# Button+Textdatei schreiben



## putzi (22. Oktober 2005)

ahaloo!

Schaut euch bitte einmal das an:

http://www.putzi.l-tech.org/neu/bilder_from_me.php 

Das Problem ist, ich weiß nicht wie ich das mit den Kommentaren mache!
ich möchte dass das Kommentar in einer Textdatei gespeichert wird! und dann dort eingebugt wird wo ich das hingeschrieben habe: Hier sollte dann das eingegebene Kommentar erscheinen!

Wie geht das?


also, wie muss ich den Button definieren?

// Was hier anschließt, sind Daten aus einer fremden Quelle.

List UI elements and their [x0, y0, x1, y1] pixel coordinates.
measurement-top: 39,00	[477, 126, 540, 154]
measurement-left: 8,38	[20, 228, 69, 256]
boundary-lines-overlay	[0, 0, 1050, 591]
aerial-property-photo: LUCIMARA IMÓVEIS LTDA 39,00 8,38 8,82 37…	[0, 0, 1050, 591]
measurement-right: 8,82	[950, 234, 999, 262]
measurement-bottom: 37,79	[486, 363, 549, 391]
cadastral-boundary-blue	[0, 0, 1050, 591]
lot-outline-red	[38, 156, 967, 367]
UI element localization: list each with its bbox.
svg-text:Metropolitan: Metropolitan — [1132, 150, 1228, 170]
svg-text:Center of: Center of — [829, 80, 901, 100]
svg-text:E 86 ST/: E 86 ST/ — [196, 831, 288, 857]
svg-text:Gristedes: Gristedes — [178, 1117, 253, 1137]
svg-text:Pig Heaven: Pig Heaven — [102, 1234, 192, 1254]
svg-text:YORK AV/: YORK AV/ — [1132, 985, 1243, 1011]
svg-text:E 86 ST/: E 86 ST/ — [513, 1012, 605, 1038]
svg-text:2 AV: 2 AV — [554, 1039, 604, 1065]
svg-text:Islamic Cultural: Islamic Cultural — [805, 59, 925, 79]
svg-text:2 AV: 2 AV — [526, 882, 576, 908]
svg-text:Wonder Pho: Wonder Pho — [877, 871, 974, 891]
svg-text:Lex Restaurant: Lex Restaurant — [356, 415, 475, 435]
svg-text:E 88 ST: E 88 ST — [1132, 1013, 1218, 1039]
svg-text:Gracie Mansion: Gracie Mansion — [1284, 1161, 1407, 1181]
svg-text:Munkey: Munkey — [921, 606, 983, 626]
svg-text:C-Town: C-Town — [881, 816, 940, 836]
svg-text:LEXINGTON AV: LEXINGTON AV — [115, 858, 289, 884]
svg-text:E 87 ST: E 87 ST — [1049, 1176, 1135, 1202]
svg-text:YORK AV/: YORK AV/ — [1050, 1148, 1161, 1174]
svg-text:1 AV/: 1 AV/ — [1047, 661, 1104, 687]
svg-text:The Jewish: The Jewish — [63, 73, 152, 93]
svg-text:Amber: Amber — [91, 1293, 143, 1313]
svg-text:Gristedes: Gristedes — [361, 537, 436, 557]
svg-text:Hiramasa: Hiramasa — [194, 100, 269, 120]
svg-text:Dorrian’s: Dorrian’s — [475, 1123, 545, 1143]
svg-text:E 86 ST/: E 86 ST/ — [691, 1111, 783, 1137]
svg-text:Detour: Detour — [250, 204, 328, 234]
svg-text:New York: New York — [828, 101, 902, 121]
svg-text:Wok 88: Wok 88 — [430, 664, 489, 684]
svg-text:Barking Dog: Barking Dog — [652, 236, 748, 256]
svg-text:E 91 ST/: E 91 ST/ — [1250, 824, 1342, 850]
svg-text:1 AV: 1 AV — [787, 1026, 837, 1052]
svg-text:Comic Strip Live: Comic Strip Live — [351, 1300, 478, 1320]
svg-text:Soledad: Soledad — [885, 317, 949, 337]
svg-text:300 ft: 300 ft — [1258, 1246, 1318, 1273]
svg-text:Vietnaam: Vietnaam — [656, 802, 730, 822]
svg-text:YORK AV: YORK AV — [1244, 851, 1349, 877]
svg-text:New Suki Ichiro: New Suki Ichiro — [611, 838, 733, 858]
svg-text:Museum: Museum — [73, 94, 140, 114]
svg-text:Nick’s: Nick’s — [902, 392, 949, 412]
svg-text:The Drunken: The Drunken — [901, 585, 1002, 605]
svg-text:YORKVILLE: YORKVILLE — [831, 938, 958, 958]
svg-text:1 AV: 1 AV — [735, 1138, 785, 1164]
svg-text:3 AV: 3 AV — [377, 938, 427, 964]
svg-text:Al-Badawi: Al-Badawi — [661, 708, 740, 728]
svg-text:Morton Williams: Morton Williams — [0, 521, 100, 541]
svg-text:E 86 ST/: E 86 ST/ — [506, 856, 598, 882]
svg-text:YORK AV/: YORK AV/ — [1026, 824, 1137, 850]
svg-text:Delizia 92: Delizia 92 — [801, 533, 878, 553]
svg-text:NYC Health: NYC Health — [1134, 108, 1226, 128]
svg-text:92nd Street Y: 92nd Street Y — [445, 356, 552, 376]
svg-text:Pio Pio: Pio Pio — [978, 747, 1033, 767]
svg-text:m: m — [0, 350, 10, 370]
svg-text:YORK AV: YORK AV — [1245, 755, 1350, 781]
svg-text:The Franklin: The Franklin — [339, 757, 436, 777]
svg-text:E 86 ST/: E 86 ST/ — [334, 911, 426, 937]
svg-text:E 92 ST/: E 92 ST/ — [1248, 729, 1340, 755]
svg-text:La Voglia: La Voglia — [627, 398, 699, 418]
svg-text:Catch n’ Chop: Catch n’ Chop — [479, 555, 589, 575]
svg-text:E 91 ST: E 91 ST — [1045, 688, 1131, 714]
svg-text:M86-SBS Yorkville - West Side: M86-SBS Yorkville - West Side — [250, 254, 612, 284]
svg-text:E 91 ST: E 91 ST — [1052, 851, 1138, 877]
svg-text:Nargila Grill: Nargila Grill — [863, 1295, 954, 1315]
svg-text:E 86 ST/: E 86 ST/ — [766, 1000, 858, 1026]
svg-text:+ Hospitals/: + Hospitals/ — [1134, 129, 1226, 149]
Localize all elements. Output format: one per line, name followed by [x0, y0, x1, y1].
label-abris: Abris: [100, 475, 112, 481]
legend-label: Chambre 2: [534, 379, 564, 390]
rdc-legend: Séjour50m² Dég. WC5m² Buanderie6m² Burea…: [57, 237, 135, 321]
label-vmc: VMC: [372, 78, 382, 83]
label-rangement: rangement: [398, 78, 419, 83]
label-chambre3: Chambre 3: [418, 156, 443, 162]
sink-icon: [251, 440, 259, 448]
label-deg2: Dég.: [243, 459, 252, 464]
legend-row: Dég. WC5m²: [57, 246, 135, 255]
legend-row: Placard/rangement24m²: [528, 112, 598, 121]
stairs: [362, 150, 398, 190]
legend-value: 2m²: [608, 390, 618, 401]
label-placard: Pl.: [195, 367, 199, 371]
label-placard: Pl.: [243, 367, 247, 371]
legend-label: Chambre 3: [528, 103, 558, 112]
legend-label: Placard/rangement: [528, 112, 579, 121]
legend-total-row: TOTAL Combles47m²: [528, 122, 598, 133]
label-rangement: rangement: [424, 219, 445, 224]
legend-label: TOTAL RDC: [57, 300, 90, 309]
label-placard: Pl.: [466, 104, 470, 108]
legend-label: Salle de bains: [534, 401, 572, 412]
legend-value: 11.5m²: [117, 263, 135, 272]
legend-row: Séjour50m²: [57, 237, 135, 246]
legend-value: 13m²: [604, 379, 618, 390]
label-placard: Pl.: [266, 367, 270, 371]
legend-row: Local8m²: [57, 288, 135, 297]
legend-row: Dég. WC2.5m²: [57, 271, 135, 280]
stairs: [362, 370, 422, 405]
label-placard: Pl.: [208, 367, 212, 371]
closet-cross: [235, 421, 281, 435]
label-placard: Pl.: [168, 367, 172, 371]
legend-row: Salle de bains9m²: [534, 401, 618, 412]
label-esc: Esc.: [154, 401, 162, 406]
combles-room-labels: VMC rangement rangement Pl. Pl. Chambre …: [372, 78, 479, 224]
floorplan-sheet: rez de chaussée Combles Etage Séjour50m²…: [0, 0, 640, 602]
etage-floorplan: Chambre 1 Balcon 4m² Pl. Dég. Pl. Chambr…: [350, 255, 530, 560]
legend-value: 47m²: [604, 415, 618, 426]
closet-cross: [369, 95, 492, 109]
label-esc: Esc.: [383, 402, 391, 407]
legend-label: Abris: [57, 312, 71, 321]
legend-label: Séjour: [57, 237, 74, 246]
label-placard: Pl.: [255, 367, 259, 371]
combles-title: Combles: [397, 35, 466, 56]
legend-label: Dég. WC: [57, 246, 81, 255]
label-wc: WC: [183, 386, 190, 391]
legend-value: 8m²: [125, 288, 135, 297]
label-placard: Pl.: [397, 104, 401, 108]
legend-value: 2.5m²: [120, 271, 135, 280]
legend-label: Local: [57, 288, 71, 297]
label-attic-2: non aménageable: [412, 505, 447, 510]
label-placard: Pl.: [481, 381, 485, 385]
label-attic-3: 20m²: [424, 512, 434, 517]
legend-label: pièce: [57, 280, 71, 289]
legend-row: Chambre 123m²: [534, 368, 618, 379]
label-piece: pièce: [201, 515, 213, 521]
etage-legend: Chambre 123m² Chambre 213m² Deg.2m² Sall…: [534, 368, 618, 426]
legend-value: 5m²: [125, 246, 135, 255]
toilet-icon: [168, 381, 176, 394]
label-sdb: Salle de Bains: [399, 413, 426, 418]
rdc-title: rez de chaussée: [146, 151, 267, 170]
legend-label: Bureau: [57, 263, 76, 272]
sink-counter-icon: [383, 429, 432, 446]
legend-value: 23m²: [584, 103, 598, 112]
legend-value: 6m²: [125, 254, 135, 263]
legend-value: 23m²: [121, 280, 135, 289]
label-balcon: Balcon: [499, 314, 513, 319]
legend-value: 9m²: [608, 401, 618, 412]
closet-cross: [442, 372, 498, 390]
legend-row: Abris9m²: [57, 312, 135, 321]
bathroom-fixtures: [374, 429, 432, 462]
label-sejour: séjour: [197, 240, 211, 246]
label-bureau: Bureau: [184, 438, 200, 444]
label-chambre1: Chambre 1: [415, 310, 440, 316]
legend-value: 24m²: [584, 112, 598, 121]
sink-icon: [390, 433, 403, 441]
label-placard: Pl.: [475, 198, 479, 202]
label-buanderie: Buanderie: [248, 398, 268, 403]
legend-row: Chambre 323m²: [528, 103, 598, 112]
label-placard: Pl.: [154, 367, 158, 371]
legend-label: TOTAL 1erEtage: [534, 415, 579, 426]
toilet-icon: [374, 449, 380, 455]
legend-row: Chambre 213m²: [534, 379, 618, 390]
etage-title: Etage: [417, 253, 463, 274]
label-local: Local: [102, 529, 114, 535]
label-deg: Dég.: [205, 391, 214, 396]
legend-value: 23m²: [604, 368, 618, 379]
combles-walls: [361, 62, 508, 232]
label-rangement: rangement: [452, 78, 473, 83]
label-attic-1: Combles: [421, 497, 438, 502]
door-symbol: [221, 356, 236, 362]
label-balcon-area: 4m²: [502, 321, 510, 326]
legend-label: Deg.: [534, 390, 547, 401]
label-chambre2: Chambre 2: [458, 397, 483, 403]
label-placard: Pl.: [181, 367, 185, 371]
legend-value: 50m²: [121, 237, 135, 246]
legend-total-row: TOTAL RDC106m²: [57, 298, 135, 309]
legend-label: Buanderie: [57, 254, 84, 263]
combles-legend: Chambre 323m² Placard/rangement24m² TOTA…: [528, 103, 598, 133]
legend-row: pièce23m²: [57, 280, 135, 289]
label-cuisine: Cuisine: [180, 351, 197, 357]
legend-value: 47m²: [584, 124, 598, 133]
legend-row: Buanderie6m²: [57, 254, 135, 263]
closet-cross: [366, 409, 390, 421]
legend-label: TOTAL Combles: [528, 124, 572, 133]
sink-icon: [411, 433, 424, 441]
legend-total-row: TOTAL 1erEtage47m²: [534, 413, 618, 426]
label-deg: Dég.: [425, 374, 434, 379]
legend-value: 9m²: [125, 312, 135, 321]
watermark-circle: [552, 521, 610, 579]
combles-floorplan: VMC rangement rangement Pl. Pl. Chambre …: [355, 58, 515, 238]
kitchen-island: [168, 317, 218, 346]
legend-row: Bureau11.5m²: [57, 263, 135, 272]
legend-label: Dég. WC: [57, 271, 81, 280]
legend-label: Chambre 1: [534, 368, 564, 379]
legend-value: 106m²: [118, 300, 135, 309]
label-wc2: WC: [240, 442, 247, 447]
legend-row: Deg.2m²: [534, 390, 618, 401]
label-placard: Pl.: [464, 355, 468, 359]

bei selfhtmlhabe ich das gefunden:

<input type="button" name="Verweis" value="SELFHTML Portalseite"
onClick="self.location.href='http://aktuell.de.selfhtml.org/'">

aber wie soll ich es mache, dass der text in das textdokument geschrieben wird und dann beim kommentar feld erscheint?

mfg


----------



## Maik (22. Oktober 2005)

Die Lösung wird wohl Javascript oder PHP bieten.


----------



## putzi (22. Oktober 2005)

soll ich es jetzt 2mal posten?

weißt du nicht wie das funkt?


----------



## Gumbo (22. Oktober 2005)

Schicke die Formulare zusammen mit einem Identifikator für die Grafik an ein serverseitiges Skript (beispielsweise ein PHP-Skript), das dann schließlich den Rest (am besten datenbankgestützt) erledigt.


----------



## GarGod (23. Oktober 2005)

Also mit html wirst du das angesprochene Problem nicht lösen können!
Am besten lernst du php od. suchst dir über google ein fertiges php script für diesen zweck.


----------